As part of today's budget votes, the New Jersey Legislature will be considering a proposal by Senate President Steve Sweeney to "cap" property tax growth at 2.9 percent annually. This proposal is similar to former Gov. Jon Corzine's ineffective "cap" passed in 2007 for a number of reasons:
- It exempts the real drivers of government growth from the cap: state pensions and health costs.
- It is statutory in nature, making it easy to tamper with, further weaken, or eliminate altogether.
- It will do nothing to tamp down property tax growth.
The reason Sen. Sweeney is pushing this bill, which was supposed to be considered in a special legislative session this summer, is because of the political momentum mounting behind Gov. Chris Christie's real reform: a constitutional amendment to cap annual property tax growth at 2.5 percent. The governor's plan eschews the massive exemptions of the Corzine-Sweeney model and focuses on meaningful reform. The Manhattan Institute and the Commonsense Institute of New Jersey recently put out a report examining the success of a similiar measure in Massachusetts, Proposition 2.5. The findings include:
- Prop 2.5 held property tax growth way below the national average. Property taxes increased only 22 percent in real terms from Prop 2.5's passage in 1980 to 2007. The national average was 68 percent, while New Jersey's property tax burden grew a staggering 102 percent, or more than double.
- Massachusetts' overall tax burden grew below the national average as well: a 58 percent increase over the same time period, as opposed to 70 percent nationally and 108 percent in the Garden State.
Rather than a politically-driven plan with loopholes large enough to drive a truck through, New Jersey legislators should embrace the Christie plan, just as a bipartisan group of over 200 mayors has, including Newark Mayor Cory Booker (D).
To read ATR's letter in support of the Christie plan, see below. For a PDF copy, click here.
June 28, 2010
As you debate a number of bills today related to the New Jersey state budget, I urge you to separate bad politics from sound policy with respect to an important cap on property tax growth. Gov. Chris Christie’s proposed constitutional amendment to cap property tax growth at 2.5 percent is a strong step toward real property tax reform. Sen. Steve Sweeney’s competing proposal is politics at its worst: a weak statute aimed at derailing the governor’s promising plan. I urge you to ignore Sen. Sweeney’s distraction and fully embrace Gov. Christie’s true reform proposal.

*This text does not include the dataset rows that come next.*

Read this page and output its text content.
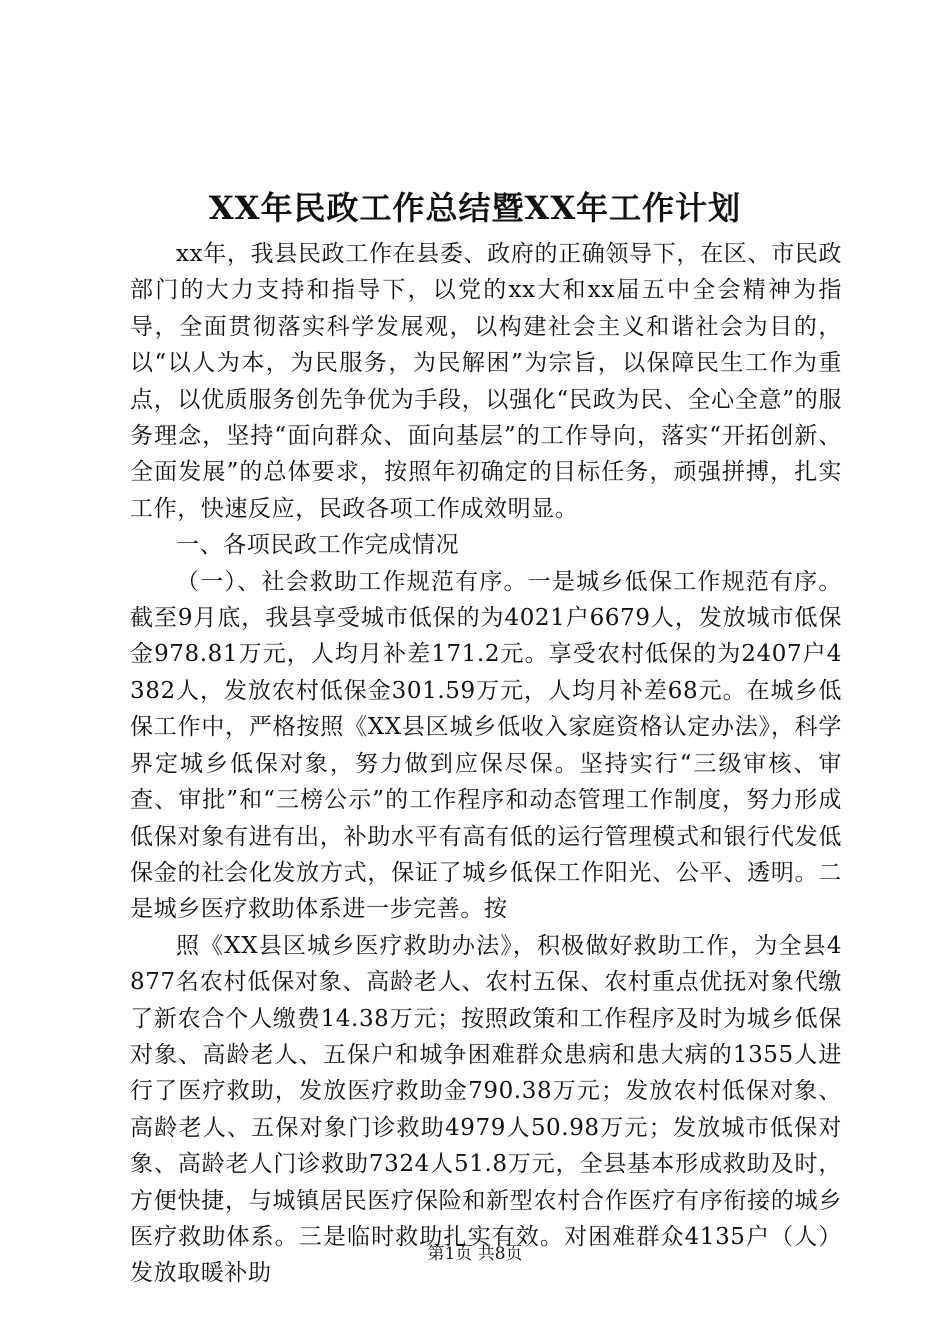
XX年民政工作总结暨XX年工作计划

xx年，我县民政工作在县委、政府的正确领导下，在区、市民政部门的大力支持和指导下，以党的xx大和xx届五中全会精神为指导，全面贯彻落实科学发展观，以构建社会主义和谐社会为目的，以“以人为本，为民服务，为民解困”为宗旨，以保障民生工作为重点，以优质服务创先争优为手段，以强化“民政为民、全心全意”的服务理念，坚持“面向群众、面向基层”的工作导向，落实“开拓创新、全面发展”的总体要求，按照年初确定的目标任务，顽强拼搏，扎实工作，快速反应，民政各项工作成效明显。

一、各项民政工作完成情况

（一）、社会救助工作规范有序。一是城乡低保工作规范有序。截至9月底，我县享受城市低保的为4021户6679人，发放城市低保金978.81万元，人均月补差171.2元。享受农村低保的为2407户4382人，发放农村低保金301.59万元，人均月补差68元。在城乡低保工作中，严格按照《XX县区城乡低收入家庭资格认定办法》，科学界定城乡低保对象，努力做到应保尽保。坚持实行“三级审核、审查、审批”和“三榜公示”的工作程序和动态管理工作制度，努力形成低保对象有进有出，补助水平有高有低的运行管理模式和银行代发低保金的社会化发放方式，保证了城乡低保工作阳光、公平、透明。二是城乡医疗救助体系进一步完善。按

照《XX县区城乡医疗救助办法》，积极做好救助工作，为全县4877名农村低保对象、高龄老人、农村五保、农村重点优抚对象代缴了新农合个人缴费14.38万元；按照政策和工作程序及时为城乡低保对象、高龄老人、五保户和城争困难群众患病和患大病的1355人进行了医疗救助，发放医疗救助金790.38万元；发放农村低保对象、高龄老人、五保对象门诊救助4979人50.98万元；发放城市低保对象、高龄老人门诊救助7324人51.8万元，全县基本形成救助及时，方便快捷，与城镇居民医疗保险和新型农村合作医疗有序衔接的城乡医疗救助体系。三是临时救助扎实有效。对困难群众4135户（人）发放取暖补助

第1页 共8页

Sen. Sweeney’s 2.9 percent cap exempts the major drivers of state budget growth – pensions and health costs.Because it is statutory rather than a constitutional amendment, it can be easily tampered with and further weakened. Should it become law, it will be nothing more than a continuation of the ineffective 2007 Corzine tax “cap” of 4 percent, which too was rife with exemptions.
Sen. Sweeney’s proposal was rushed to a vote to counter the political momentum of the governor’s plan, which has received bipartisan support from more than 200 New Jersey mayors. In a state with the highest per capita property taxes in the nation, this is not the time to put political bickering over sound policy. New Jersey needs a new direction to combat spiraling property taxes.
The governor’s 2.5 percent cap provides real reform.It is modeled after a similar measure, Proposition 2.5, in Massachusetts that has been successful in limiting local tax burdens. According to the Manhattan Institute and the Commonsense Institute of New Jersey, from the adoption of Proposition 2.5 in 1980 until 2007, property taxes grew just 22 percent, compared to 68 percent nationwide and 102 percent in New Jersey. Overall state and local taxes grew at a slower rate in Massachusetts during the same time period: 58 percent, compared to 70 percent nationally and 108 percent in New Jersey.
Now is not the time for political infighting. New Jersey’s oppressive tax burden and culture of overspending is devastating the state’s economy. I urge you to eschew Sen. Sweeney’s artificial tax cap in favor of Gov. Christie’s tried-and-true reform.